Ils arrivaient à la fin de leur visite dans la dernière salle du musée. La lumière du soleil déclinant filtrait à travers les grandes fenêtres, projetant des reflets dorés sur le sol de marbre. Mathis sentait son cœur battre un peu plus vite, conscient que ce moment partagé avec Elior était différent de tout ce qu’il avait connu.
Elior s’arrêta soudain, sortant de sa poche une petite boîte qu’il avait soigneusement cachée jusque-là. Il la tendit à Mathis avec une hésitation visible.
"C… c’est pour toi…", murmura Elior, presque timide, ses doigts tremblants.
Mathis ouvrit la boîte et découvrit un petit pendentif, délicatement travaillé, représentant un symbole que Mathis ne connaissait pas. Il leva les yeux vers Elior, surpris et touché par ce geste.
"C’est… magnifique…", souffla-t-il, sentant une chaleur agréable se répandre dans sa poitrine.
Elior fit un petit sourire, et dans un élan de courage, il prit la main de Mathis, la tenant un instant plus long que nécessaire. Le contact fit frissonner Mathis, et il sentit ses joues s’enflammer. Lorsqu’Elior relâcha sa main, il baissa le regard vers ses pieds, rougissant, comme s’il venait de se révéler d’une manière trop intime pour lui.
"Je… je voulais juste… te montrer que… tu comptes pour moi," murmura Elior, presque pour lui-même, la voix tremblante mais sincère.
Mathis, encore sous le choc de ce geste et de la proximité, sentit un mélange de tendresse et de protection envers Elior. Il ne dit rien immédiatement, se contentant de garder le pendentif dans sa main, le serrant doucement, comme pour en garder la chaleur et la signification.
Le silence entre eux n’était pas gênant. Au contraire, il semblait chargé de quelque chose de fragile mais précieux. Le simple fait de se tenir là, ensemble, avec ce petit échange, faisait naître une complicité qu’aucun mot n’aurait pu exprimer pleinement.
"Merci… vraiment," finit par dire Mathis, la voix douce, presque étranglée par l’émotion.
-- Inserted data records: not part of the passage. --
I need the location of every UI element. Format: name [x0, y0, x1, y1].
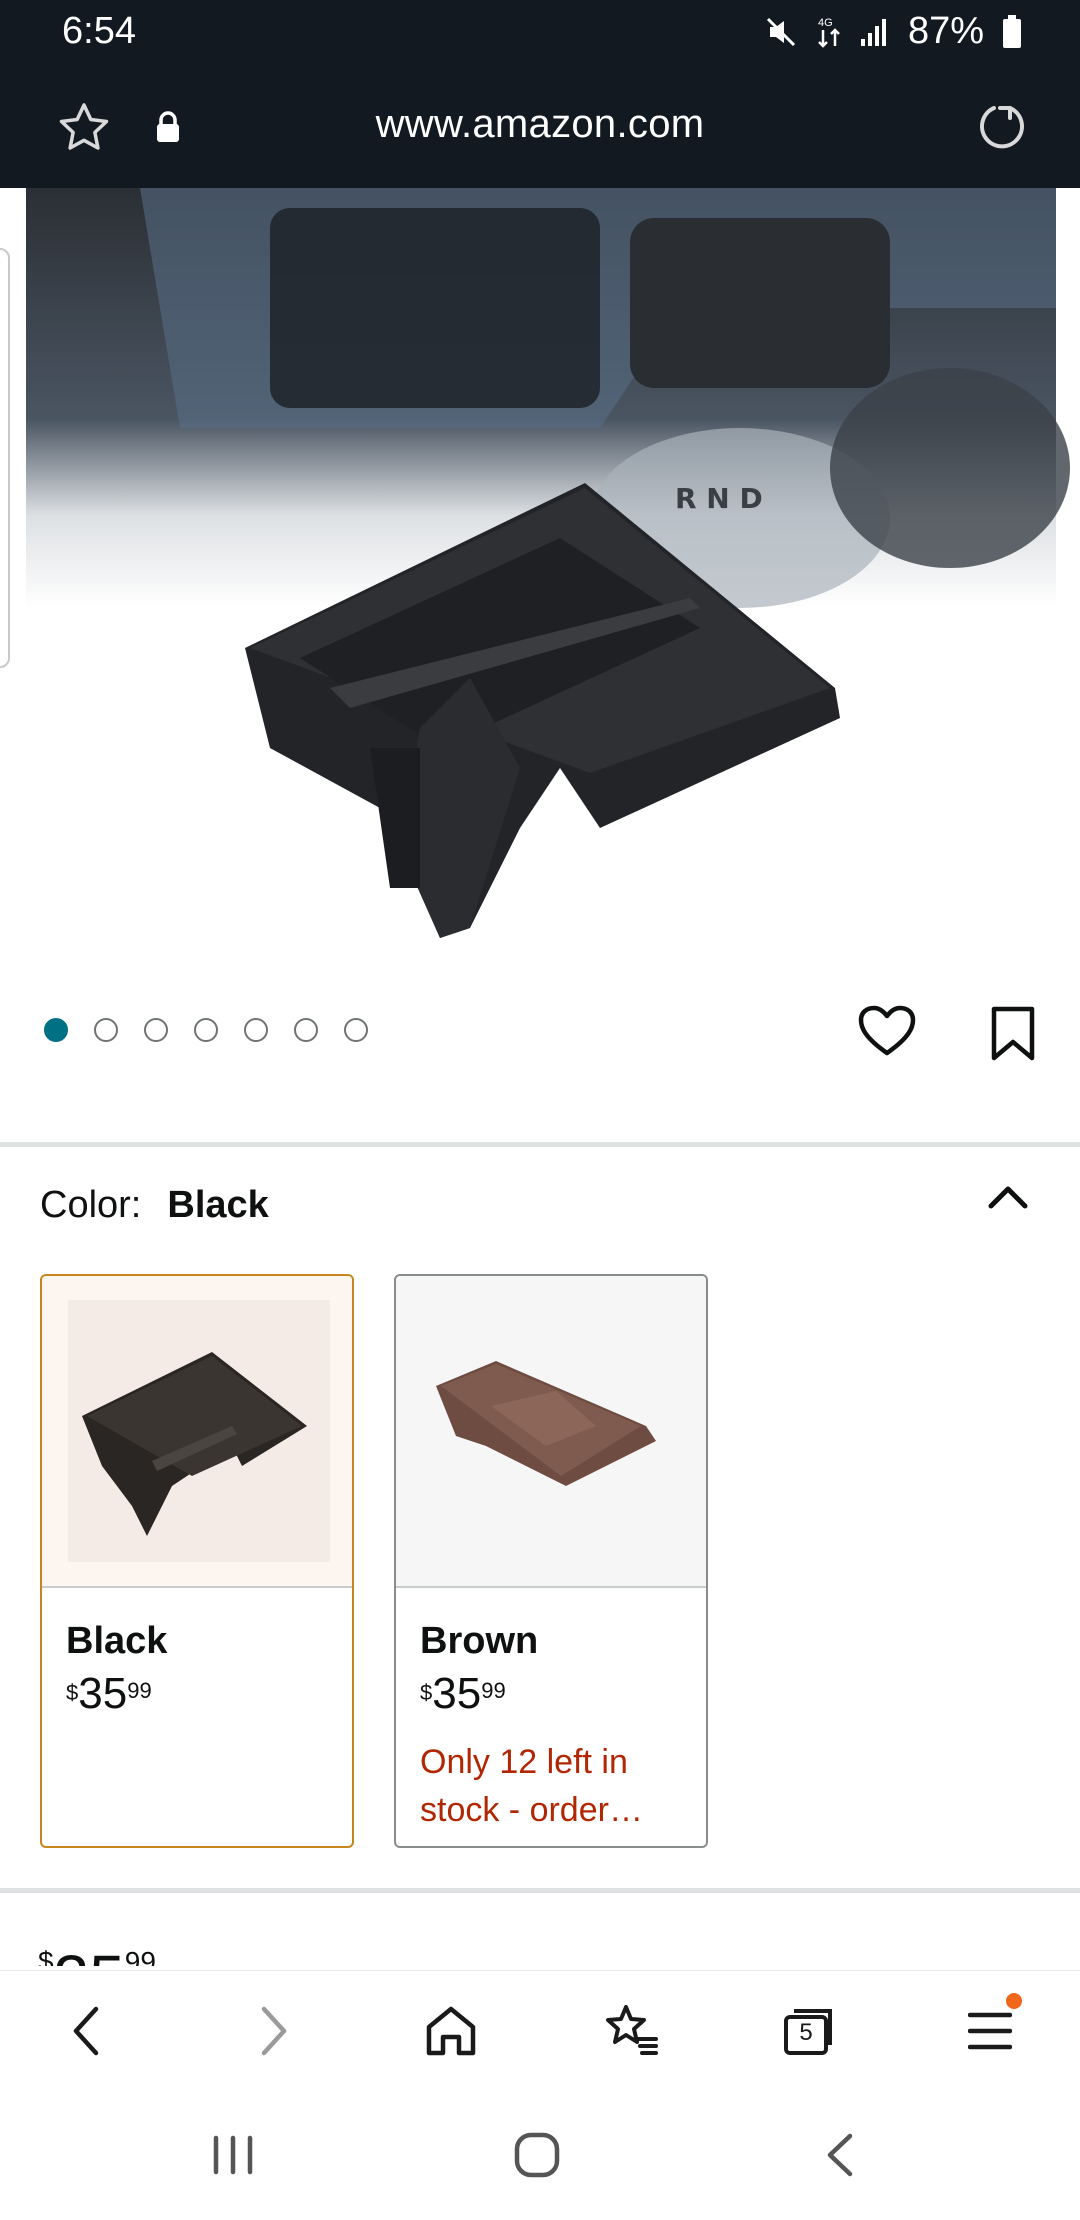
heart-icon[interactable] — [858, 1005, 916, 1057]
url-text[interactable]: www.amazon.com — [0, 102, 1080, 147]
tab-count: 5 — [799, 2019, 813, 2046]
data-transfer-icon: 4G — [818, 17, 840, 48]
product-photo: R N D — [26, 188, 1070, 938]
system-navigation — [0, 2096, 1080, 2220]
battery-icon — [1003, 14, 1021, 48]
status-bar: 6:54 4G 87% — [0, 0, 1080, 64]
reload-icon[interactable] — [976, 100, 1028, 152]
back-icon[interactable] — [66, 2001, 106, 2061]
image-carousel-dots — [44, 1018, 368, 1042]
carousel-dot[interactable] — [194, 1018, 218, 1042]
previous-image-peek — [0, 248, 10, 668]
carousel-dot[interactable] — [294, 1018, 318, 1042]
swatch-name: Black — [66, 1620, 168, 1662]
color-label: Color: — [40, 1184, 142, 1226]
system-back-icon[interactable] — [822, 2130, 858, 2180]
menu-icon — [967, 2012, 1013, 2050]
notification-dot — [1006, 1993, 1022, 2009]
color-option-brown[interactable]: Brown $ 35 99 Only 12 left in stock - or… — [394, 1274, 708, 1848]
mute-icon — [766, 17, 795, 46]
section-divider — [0, 1888, 1080, 1893]
bookmark-icon[interactable] — [990, 1006, 1036, 1062]
chevron-up-icon[interactable] — [986, 1178, 1030, 1214]
menu-button[interactable] — [967, 1993, 1022, 2061]
carousel-dot[interactable] — [94, 1018, 118, 1042]
swatch-image-brown — [396, 1276, 706, 1588]
recent-apps-icon[interactable] — [210, 2130, 256, 2180]
product-image[interactable]: R N D — [0, 188, 1080, 988]
section-divider — [0, 1142, 1080, 1147]
battery-percent: 87% — [907, 10, 984, 52]
svg-text:4G: 4G — [818, 17, 833, 29]
bookmarks-icon[interactable] — [600, 2001, 660, 2061]
home-icon[interactable] — [424, 2001, 478, 2061]
color-selected-value: Black — [167, 1184, 269, 1226]
color-selector-header: Color: Black — [40, 1184, 269, 1227]
carousel-dot[interactable] — [344, 1018, 368, 1042]
swatch-price: $ 35 99 — [420, 1669, 506, 1718]
forward-icon[interactable] — [254, 2001, 294, 2061]
swatch-name: Brown — [420, 1620, 539, 1662]
status-icons: 4G 87% — [764, 10, 1022, 53]
color-option-black[interactable]: Black $ 35 99 — [40, 1274, 354, 1848]
home-circle-icon[interactable] — [512, 2130, 562, 2180]
url-bar: www.amazon.com — [0, 64, 1080, 188]
stock-note: Only 12 left in stock - order… — [420, 1743, 643, 1829]
tabs-button[interactable]: 5 — [780, 2001, 840, 2061]
carousel-dot[interactable] — [244, 1018, 268, 1042]
browser-toolbar: 5 — [0, 1970, 1080, 2096]
status-time: 6:54 — [62, 10, 136, 52]
svg-text:R N D: R N D — [675, 482, 763, 515]
main-price-partial: $ 35 99 — [38, 1946, 156, 1966]
swatch-price: $ 35 99 — [66, 1669, 152, 1718]
swatch-image-black — [42, 1276, 352, 1588]
carousel-dot[interactable] — [144, 1018, 168, 1042]
carousel-dot[interactable] — [44, 1018, 68, 1042]
signal-icon — [860, 18, 886, 46]
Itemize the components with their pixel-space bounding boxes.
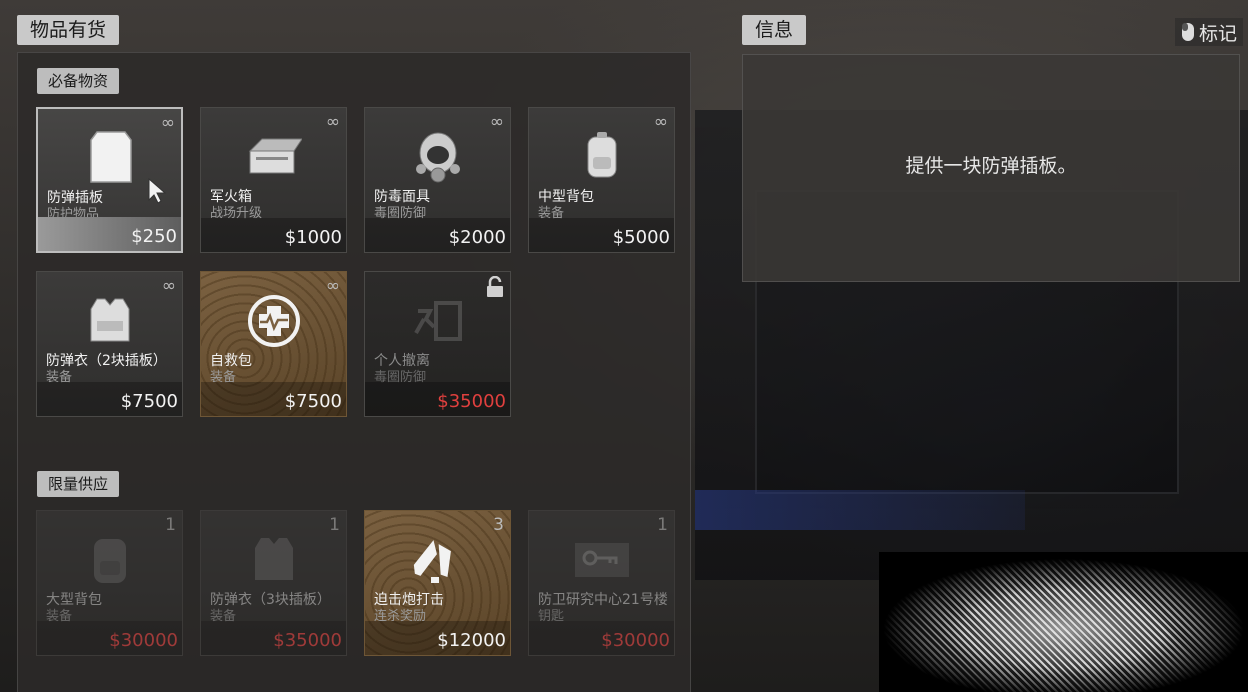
item-card-gas-mask[interactable]: ∞ 防毒面具 毒圈防御 $2000 [364,107,511,253]
infinite-icon: ∞ [160,113,175,133]
infinite-icon: ∞ [489,112,504,132]
static-feed [879,552,1248,692]
item-price: $7500 [120,391,178,412]
available-items-header: 物品有货 [17,15,120,45]
item-price: $12000 [437,630,506,651]
mouse-icon [1182,23,1194,41]
item-price: $30000 [601,630,670,651]
stock-count: 1 [165,515,176,535]
item-price: $35000 [437,391,506,412]
armor-vest-icon [77,288,143,354]
item-card-mortar-strike[interactable]: 3 迫击炮打击 连杀奖励 $12000 [364,510,511,656]
item-price: $5000 [612,227,670,248]
stock-count: 1 [329,515,340,535]
item-price: $35000 [273,630,342,651]
mortar-icon [405,527,471,593]
lock-icon [486,275,504,303]
item-card-armor-vest-3[interactable]: 1 防弹衣（3块插板） 装备 $35000 [200,510,347,656]
ammo-box-icon [241,124,307,190]
mark-label: 标记 [1199,22,1238,45]
self-revive-icon [241,288,307,354]
background-light [695,490,1025,530]
infinite-icon: ∞ [161,276,176,296]
gas-mask-icon [405,124,471,190]
stock-count: 1 [657,515,668,535]
item-card-ammo-box[interactable]: ∞ 军火箱 战场升级 $1000 [200,107,347,253]
item-price: $250 [131,226,177,247]
personal-exfil-icon [405,288,471,354]
large-backpack-icon [77,527,143,593]
infinite-icon: ∞ [325,276,340,296]
item-card-self-revive[interactable]: ∞ 自救包 装备 $7500 [200,271,347,417]
essentials-section-label: 必备物资 [37,68,120,94]
item-price: $7500 [284,391,342,412]
item-card-large-backpack[interactable]: 1 大型背包 装备 $30000 [36,510,183,656]
stock-count: 3 [493,515,504,535]
armor-plate-icon [78,125,144,191]
item-card-medium-backpack[interactable]: ∞ 中型背包 装备 $5000 [528,107,675,253]
key-icon [569,527,635,593]
item-card-personal-exfil[interactable]: 个人撤离 毒圈防御 $35000 [364,271,511,417]
item-price: $2000 [448,227,506,248]
info-panel: 提供一块防弹插板。 [742,54,1240,282]
item-description: 提供一块防弹插板。 [905,155,1077,177]
infinite-icon: ∞ [325,112,340,132]
info-header: 信息 [742,15,807,45]
limited-section-label: 限量供应 [37,471,120,497]
backpack-icon [569,124,635,190]
item-card-key[interactable]: 1 防卫研究中心21号楼 钥匙 $30000 [528,510,675,656]
mouse-cursor-icon [148,178,167,204]
armor-vest-icon [241,527,307,593]
item-price: $30000 [109,630,178,651]
infinite-icon: ∞ [653,112,668,132]
mark-button[interactable]: 标记 [1175,18,1244,46]
item-card-armor-vest-2[interactable]: ∞ 防弹衣（2块插板） 装备 $7500 [36,271,183,417]
item-price: $1000 [284,227,342,248]
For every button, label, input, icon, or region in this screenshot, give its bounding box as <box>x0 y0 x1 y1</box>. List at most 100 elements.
Elior leva à peine les yeux, un léger sourire flottant sur ses lèvres, et hocha timidement la tête.
Ils quittèrent le musée quelques instants plus tard, marchant côte à côte, le pendentif autour du cou de Mathis. Même si leurs pas étaient légers, Mathis ne pouvait s’empêcher de repenser au contact des doigts d’Elior, à sa timidité, à ce rouge qui colorait ses joues. Chaque détail de ce moment semblait gravé dans sa mémoire.
Alors qu’ils atteignaient l’entrée du musée, Elior murmura à nouveau, presque inaudible :
"Je… je suis content que tu sois venu aujourd’hui…"
"Moi aussi… Elior… moi aussi," répondit Mathis, un sourire sincère illuminant son visage.
Le chemin du retour fut silencieux mais confortable. Mathis sentait que quelque chose venait de changer entre eux, que la barrière invisible qui séparait leurs mondes avait été légèrement levée. Il savait que de nombreux obstacles restaient à franchir, que les secrets et les dangers qui entouraient Elior ne disparaîtraient pas, mais pour la première fois depuis longtemps, il sentit que leur lien était réel, tangible, et surtout prometteur.